Prakirawan BMKG Aceh, Dedi Ardana, menyebutkan titik panas terbanyak terpantau di Aceh Selatan dan Singkil. Selain itu, Gayo Lues mencatat satu titik, sementara beberapa titik lainnya terdeteksi di Aceh Barat dan Aceh Barat Daya.
Kondisi ini menjadikan kedua wilayah tersebut sebagai daerah yang paling rawan terdampak karhutla. “Secara umum, cuaca panas masih mendominasi sebagian besar wilayah Aceh dalam satu hingga dua hari ke depan,” ujar Dedi, Selasa (1/9/2026).
Ia menambahkan, wilayah lain seperti Sabang, Aceh Besar, Banda Aceh, serta kawasan Utara dan Timur Aceh juga masih dalam kondisi cukup panas. Suhu rata-rata di Aceh saat ini berkisar antara 23 hingga 33 derajat Celcius dengan kelembapan udara 60 hingga 90 persen.

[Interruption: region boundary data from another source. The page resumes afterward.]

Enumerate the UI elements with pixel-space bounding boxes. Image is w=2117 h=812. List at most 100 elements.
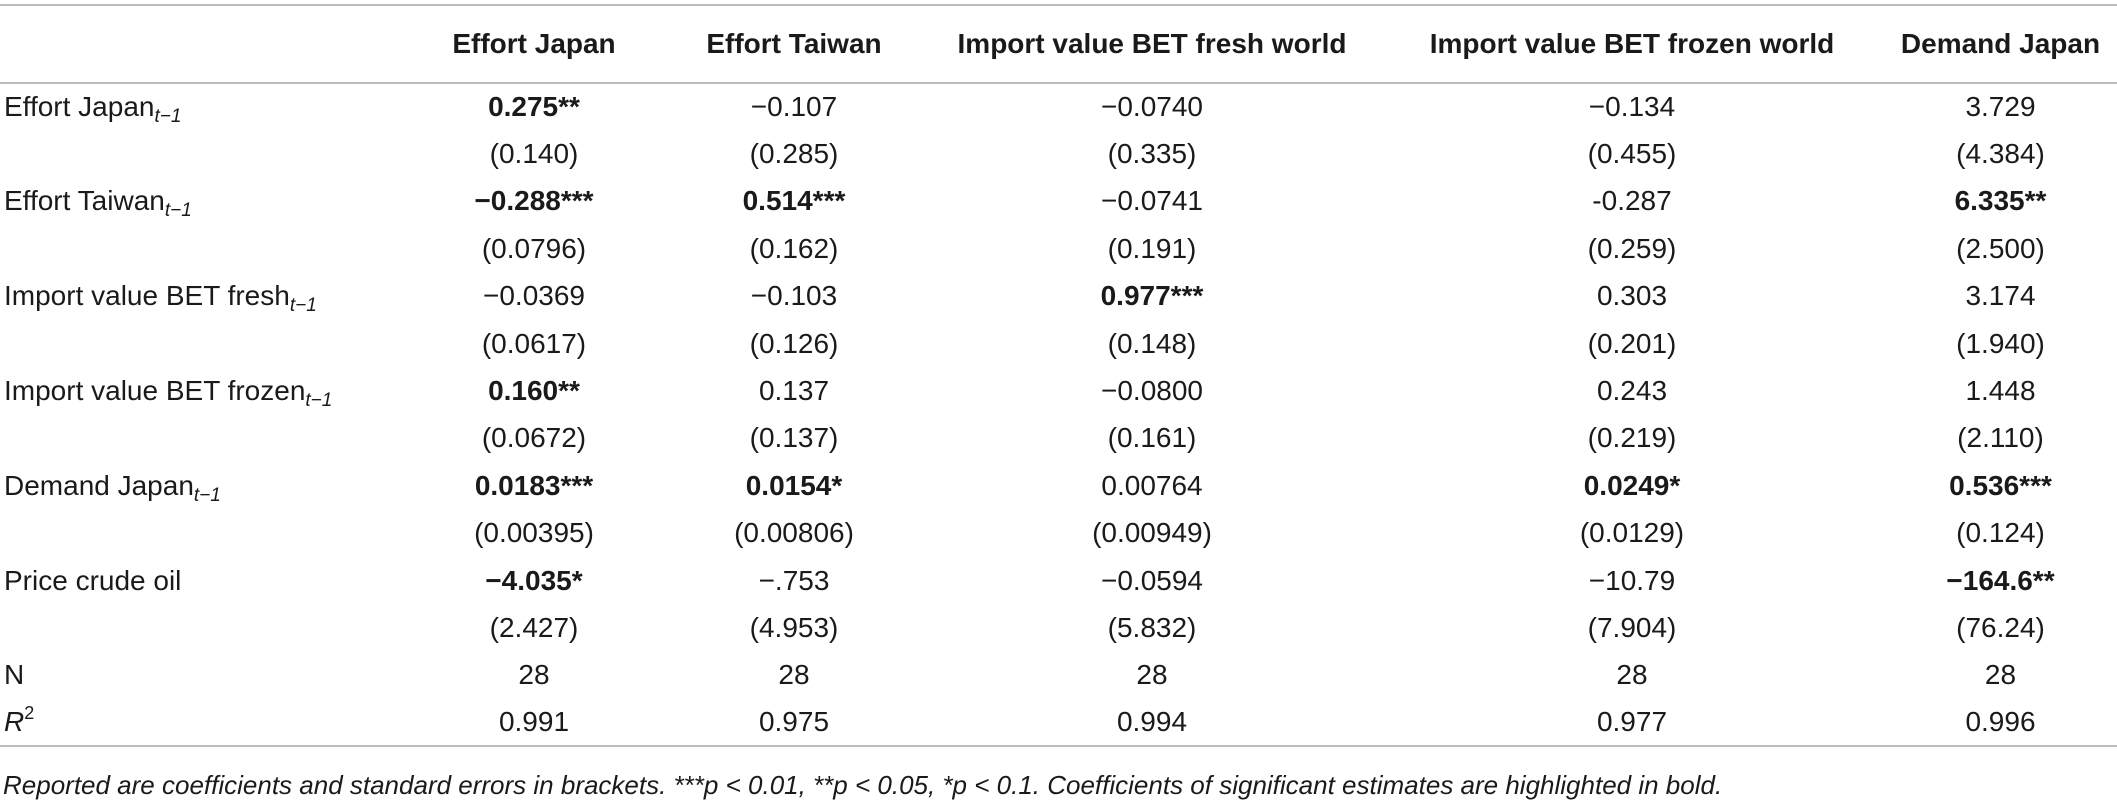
- row-label: Effort Japant−1: [0, 83, 404, 130]
- table-cell: 0.975: [664, 699, 924, 748]
- table-cell: 0.137: [758, 375, 830, 407]
- table-cell: (1.940): [1956, 327, 2045, 359]
- table-cell: 0.00764: [1101, 469, 1203, 501]
- column-header: [0, 4, 404, 84]
- table-cell: (0.148): [1107, 327, 1197, 359]
- table-cell: (0.191): [1107, 232, 1197, 264]
- table-cell: 0.514***: [742, 185, 846, 217]
- table-cell: 0.977: [1380, 699, 1884, 748]
- table-cell: −0.0740: [1101, 91, 1203, 123]
- table-cell: (0.126): [749, 327, 839, 359]
- table-row: (0.140) (0.285) (0.335) (0.455) (4.384): [0, 130, 2117, 177]
- row-label-text: Import value BET fresh: [4, 280, 290, 312]
- table-cell: 28: [1616, 659, 1648, 691]
- table-cell: −0.103: [750, 280, 838, 312]
- column-header: Import value BET frozen world: [1380, 4, 1884, 84]
- row-label-text: Effort Japan: [4, 91, 155, 123]
- column-header: Effort Taiwan: [664, 4, 924, 84]
- row-label-text: Price crude oil: [4, 564, 182, 596]
- table-row: Import value BET frozent−1 0.160** 0.137 −0…: [0, 367, 2117, 414]
- table-cell: 0.0249*: [1583, 469, 1681, 501]
- table-cell: (0.335): [1107, 138, 1197, 170]
- table-cell: (0.00806): [734, 517, 854, 549]
- table-cell: (2.427): [489, 611, 579, 643]
- table-row: Demand Japant−1 0.0183*** 0.0154* 0.00764 0.…: [0, 462, 2117, 509]
- table-cell: (2.500): [1956, 232, 2045, 264]
- table-row: Effort Taiwant−1 −0.288*** 0.514*** −0.0741…: [0, 178, 2117, 225]
- table-cell: (4.384): [1956, 138, 2045, 170]
- table-cell: 28: [1136, 659, 1168, 691]
- row-label-text: N: [4, 659, 25, 691]
- row-label: Demand Japant−1: [0, 462, 404, 509]
- row-label: Effort Taiwant−1: [0, 178, 404, 225]
- table-cell: (4.953): [749, 611, 839, 643]
- row-label-subscript: t−1: [193, 484, 221, 506]
- row-label-text: R: [4, 706, 25, 738]
- table-cell: (0.455): [1587, 138, 1677, 170]
- table-cell: −0.107: [750, 91, 838, 123]
- table-cell: (0.00395): [474, 517, 594, 549]
- table-row: Import value BET fresht−1 −0.0369 −0.103 0.…: [0, 273, 2117, 320]
- table-row: N 28 28 28 28 28: [0, 652, 2117, 699]
- column-header: Import value BET fresh world: [924, 4, 1380, 84]
- table-cell: 0.275**: [488, 91, 580, 123]
- table-cell: −.753: [758, 564, 830, 596]
- table-cell: (76.24): [1956, 611, 2045, 643]
- table-cell: 0.160**: [488, 375, 580, 407]
- table-cell: (0.162): [749, 232, 839, 264]
- table-cell: 0.991: [404, 699, 664, 748]
- table-row: (0.0796) (0.162) (0.191) (0.259) (2.500): [0, 225, 2117, 272]
- table-cell: −164.6**: [1946, 564, 2055, 596]
- row-label-subscript: t−1: [305, 390, 333, 412]
- row-label: [0, 320, 404, 367]
- table-cell: −4.035*: [485, 564, 583, 596]
- column-header: Demand Japan: [1884, 4, 2117, 84]
- table-cell: 1.448: [1965, 375, 2036, 407]
- table-row: Price crude oil −4.035* −.753 −0.0594 −10.79…: [0, 557, 2117, 604]
- row-label-subscript: t−1: [164, 200, 192, 222]
- row-label: [0, 510, 404, 557]
- table-cell: (0.140): [489, 138, 579, 170]
- table-cell: −0.0369: [483, 280, 585, 312]
- row-label-text: Import value BET frozen: [4, 375, 306, 407]
- table-row: (0.0672) (0.137) (0.161) (0.219) (2.110): [0, 415, 2117, 462]
- table-cell: −10.79: [1588, 564, 1676, 596]
- table-cell: (0.285): [749, 138, 839, 170]
- table-row: (0.0617) (0.126) (0.148) (0.201) (1.940): [0, 320, 2117, 367]
- table-cell: (5.832): [1107, 611, 1197, 643]
- row-label: N: [0, 652, 404, 699]
- table-cell: -0.287: [1592, 185, 1672, 217]
- row-label: [0, 130, 404, 177]
- header-row: Effort Japan Effort Taiwan Import value …: [0, 4, 2117, 84]
- table-cell: 3.174: [1965, 280, 2036, 312]
- table-cell: −0.0800: [1101, 375, 1203, 407]
- table-cell: (0.124): [1956, 517, 2045, 549]
- table-cell: 0.0183***: [474, 469, 594, 501]
- row-label: [0, 604, 404, 651]
- row-label: R2: [0, 699, 404, 748]
- table-cell: −0.134: [1588, 91, 1676, 123]
- table-cell: (0.0129): [1579, 517, 1685, 549]
- row-label-superscript: 2: [24, 703, 35, 724]
- table-cell: 6.335**: [1954, 185, 2047, 217]
- table-cell: (0.259): [1587, 232, 1677, 264]
- table-cell: −0.0741: [1101, 185, 1203, 217]
- table-cell: (0.0617): [481, 327, 587, 359]
- table-cell: (0.161): [1107, 422, 1197, 454]
- table-cell: (0.219): [1587, 422, 1677, 454]
- row-label: Import value BET frozent−1: [0, 367, 404, 414]
- table-cell: 0.977***: [1100, 280, 1204, 312]
- table-cell: 3.729: [1965, 91, 2036, 123]
- table-cell: −0.0594: [1101, 564, 1203, 596]
- row-label-text: Demand Japan: [4, 469, 194, 501]
- table-cell: 0.994: [924, 699, 1380, 748]
- table-row: R2 0.991 0.975 0.994 0.977 0.996: [0, 699, 2117, 748]
- regression-table: Effort Japan Effort Taiwan Import value …: [0, 4, 2117, 748]
- table-row: Effort Japant−1 0.275** −0.107 −0.0740 −0.13…: [0, 83, 2117, 130]
- row-label-subscript: t−1: [154, 106, 182, 128]
- table-cell: (7.904): [1587, 611, 1677, 643]
- table-cell: 0.243: [1596, 375, 1668, 407]
- table-row: (2.427) (4.953) (5.832) (7.904) (76.24): [0, 604, 2117, 651]
- table-cell: 0.996: [1884, 699, 2117, 748]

Imbauan untuk Warga: Waspadai Pembersihan Lahan
Dengan tingginya titik panas dan kondisi wilayah yang kering, BMKG Aceh mengingatkan masyarakat agar tidak membuka lahan dengan cara membakar. Imbauan ini paling relevan bagi warga di wilayah Utara, Timur, dan Tengah Aceh.
Sedangkan untuk wilayah Tenggara Aceh dan Aceh Tamiang, kondisi hari ini masih cukup kondusif. Meski begitu, pada sore hari terdapat potensi hujan dengan intensitas ringan. Angin bertiup dari arah Tenggara menuju Timur Laut dengan kecepatan 20 hingga 25 kilometer per jam.
Kondisi Gelombang Laut: Perairan Utara Sabang Capai 2 Meter
Dari sisi kelautan, tinggi gelombang di perairan Sabang hingga Malahayati berkisar antara 0,5 hingga 0,75 meter. Wilayah Utara dan Timur Aceh juga relatif kondusif dengan ketinggian serupa.
Sementara itu, perairan Barat dan Selatan Aceh mencatat gelombang antara 0,5 hingga 1,5 meter. Untuk wilayah Utara Sabang, tinggi gelombang bisa mencapai 2 meter, sehingga nelayan dan pengguna transportasi laut diimbau meningkatkan kewaspadaan.